Three quotations about FAILURE

“Error can often be fertile, but perfection is only sterile.” British historian, A.J.P. Taylor.

“No matter. Try again. Fail again. Fail better.” Irish writer, Samuel Beckett, in his novel ‘Murphy’.

“We know we’re going to fail. But that’s all right…just lower your standards!” U.S. poet, William Stafford.


Writing secrets – SPACE

It’s not easy to find space for yourself. Over the years I’ve done my writing in the bedroom, in a corner of the living room, in a glorified broom cupboard…

So I’m thankful to have a special, big studio to work in at the moment. It’s up on top of the house where I’m living, with my family, in Brazil.

Though we’re not so far from the centre of São Paulo – one of the world’s most frantic and noisy mega-cities – it’s quiet a lot of the time. I look out on rooftops and trees.

I have two desks: an ordinary one with a computer on it, and a bigger, longer one where I write by hand. (And I spend as much time at the desk without the computer as I can.)

There are also shelves for my books and the scribbled writing notes that I gather like some demented squirrel. And several comfortable chairs.

I’ve even got a little cooker so I can make some tea.

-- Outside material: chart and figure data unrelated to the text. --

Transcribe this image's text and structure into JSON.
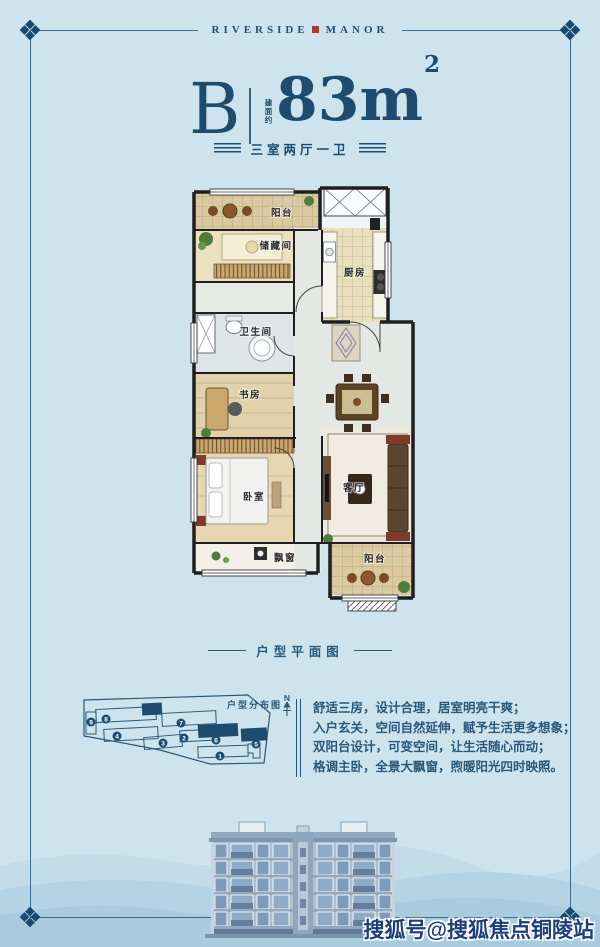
{
  "brand": {
    "name_left": "RIVERSIDE",
    "name_right": "MANOR"
  },
  "unit": {
    "letter": "B",
    "area_prefix": "建面约",
    "area_value": "83m",
    "area_sup": "2",
    "layout": "三室两厅一卫"
  },
  "floor_plan": {
    "caption": "户型平面图",
    "rooms": {
      "balcony_top": "阳台",
      "storage": "储藏间",
      "kitchen": "厨房",
      "bathroom": "卫生间",
      "study": "书房",
      "bedroom": "卧室",
      "bay_window": "飘窗",
      "living_room": "客厅",
      "balcony_bottom": "阳台"
    }
  },
  "site_plan": {
    "label": "户型分布图",
    "compass": "N",
    "building_numbers": [
      "9",
      "8",
      "4",
      "7",
      "3",
      "2",
      "6",
      "5",
      "1"
    ]
  },
  "description": {
    "lines": [
      "舒适三房，设计合理，居室明亮干爽；",
      "入户玄关，空间自然延伸，赋予生活更多想象；",
      "双阳台设计，可变空间，让生活随心而动；",
      "格调主卧，全景大飘窗，煦暖阳光四时映照。"
    ]
  },
  "watermark": "搜狐号@搜狐焦点铜陵站",
  "colors": {
    "background": "#cde4ee",
    "navy": "#1d4c6e",
    "accent_red": "#a93c2e",
    "wall": "#1f1f1f",
    "highlight_building": "#1d4d6e"
  }
}
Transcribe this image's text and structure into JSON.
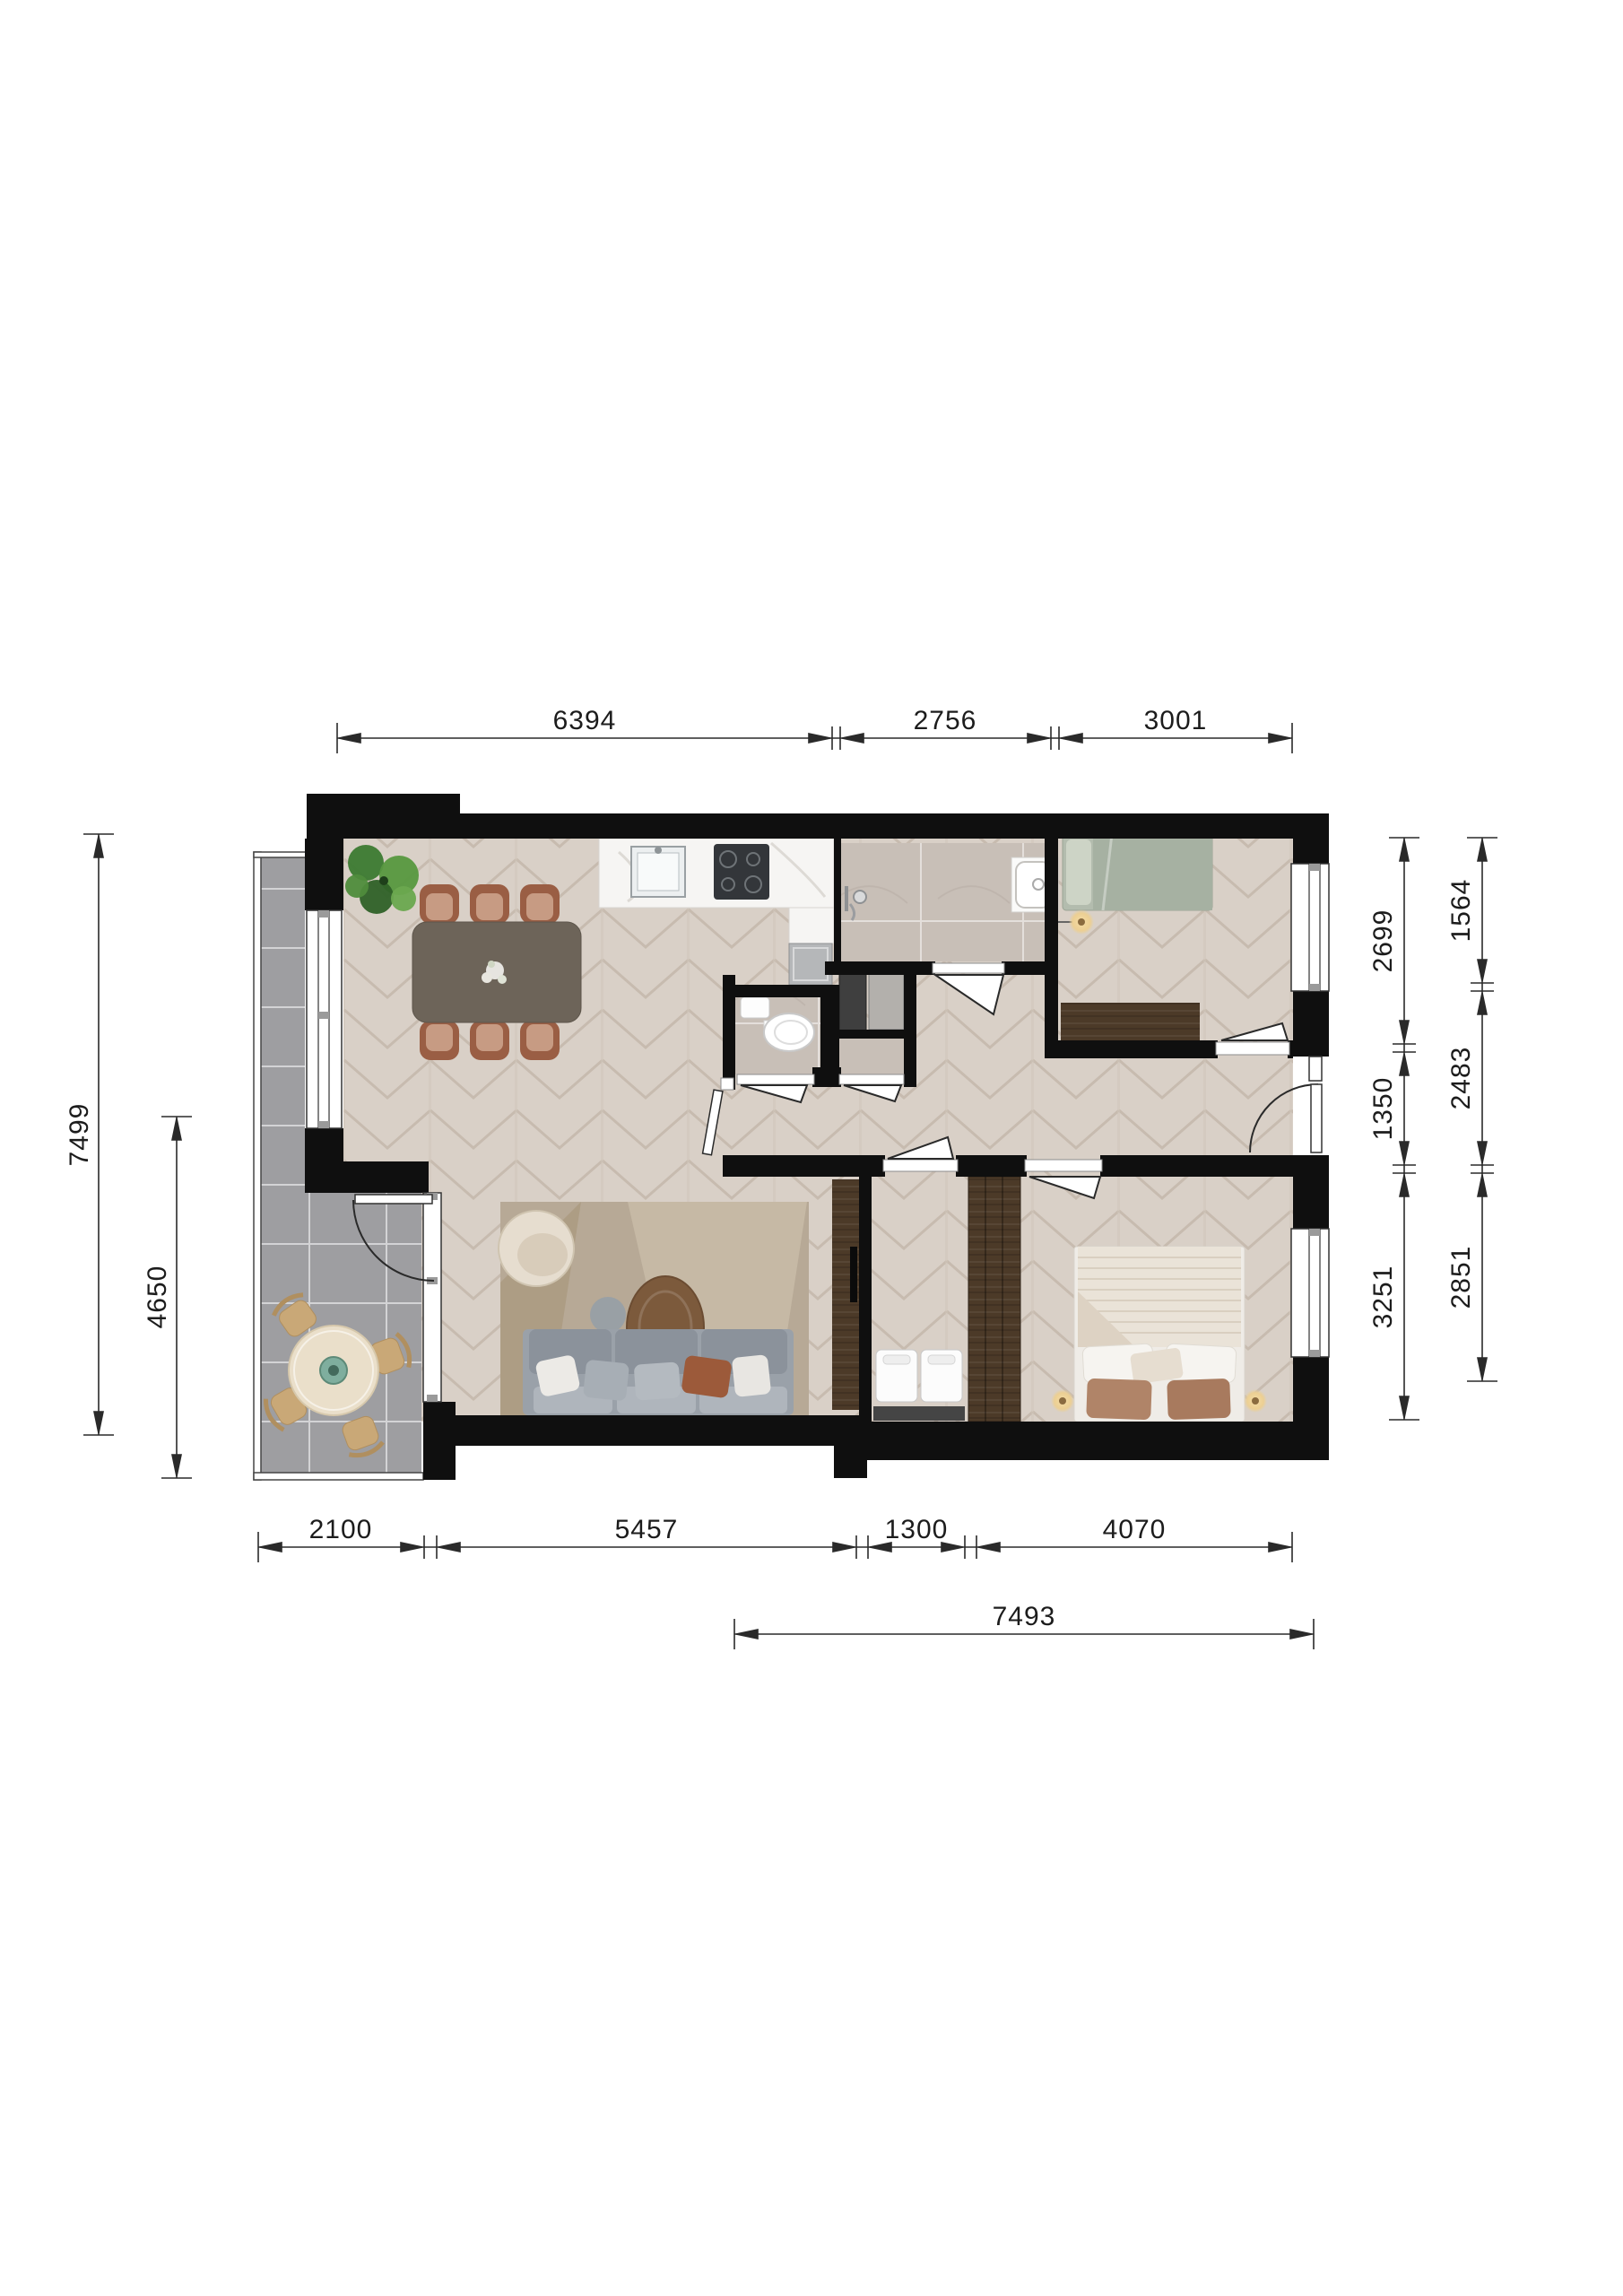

If you want to write, I’d say that one of the things that can help is getting (begging, borrowing, stealing) a bit of space for yourself.

Space to organise your ideas. Space to do more than one thing at once. Space to let a bit of light and air in. Space to play loud music or speak bits of dialogue in funny voices, without having to worry who’s listening. Space to spread out you work (and, if you need to, your self.)

At least some of the above that matter to you most.

And if none is possible then almost as helpful may be to have some space to look out on.

There’s something right about writers looking at a bit of horizon, a hill in the distance, some sky. Even if it’s the neighbour’s wall, it may help. After all, staring out the window is one of the most underrated activities of our times…



Some of the things I tried to say in my last post – ONCE UPON A TIME – are brilliantly touched on in this animated film about reading and writing, made by William Joyce and Brandon Oldenburg: The Fantastic Flying Books of Mr. Morris Lessmore .

And, now I’m pointing towards YouTube, here’s another animation, which isn’t anything at all to do with reading and writing: KJFG no 5 . But it’s a wild little film. (Because life isn’t all flying books!)


Once upon a time. East of the sun and west of the moon. Not very far from here but, then again, not very near. Once in the middle of a night that never was and never will be. Back in the days when pigs had bushy tails, apples grew underground and birds made their nests in old men’s beards. Right at the beginning of long ago. There was, there was not, and yet somehow there was…

Beginnings are important. Above are some different ways of starting a story that I like and have used.

They’re not mine though. I didn’t make any of them up. They’ve been used to begin stories for years and years and years. Storytellers have passed them down to me. And here I am, passing them on.

That’s how it is with lots of the ingredients that go into writing and telling stories. Characters, events, jokes, story shapes, bits of dialogue, dramatic moments, beginnings, endings. Much of what I write is put together out of bits and pieces of story that have already been used, and used again.

And it’s good news for writers. Work has already been done for us. Listen and read, and your own stories grow a bit like the seeds of other stories you know.

I always think writers and gardeners have a lot in common!

The British author, Alan Garner, put it this way: “Though we may be the lantern bearers, we are not the lanterns.”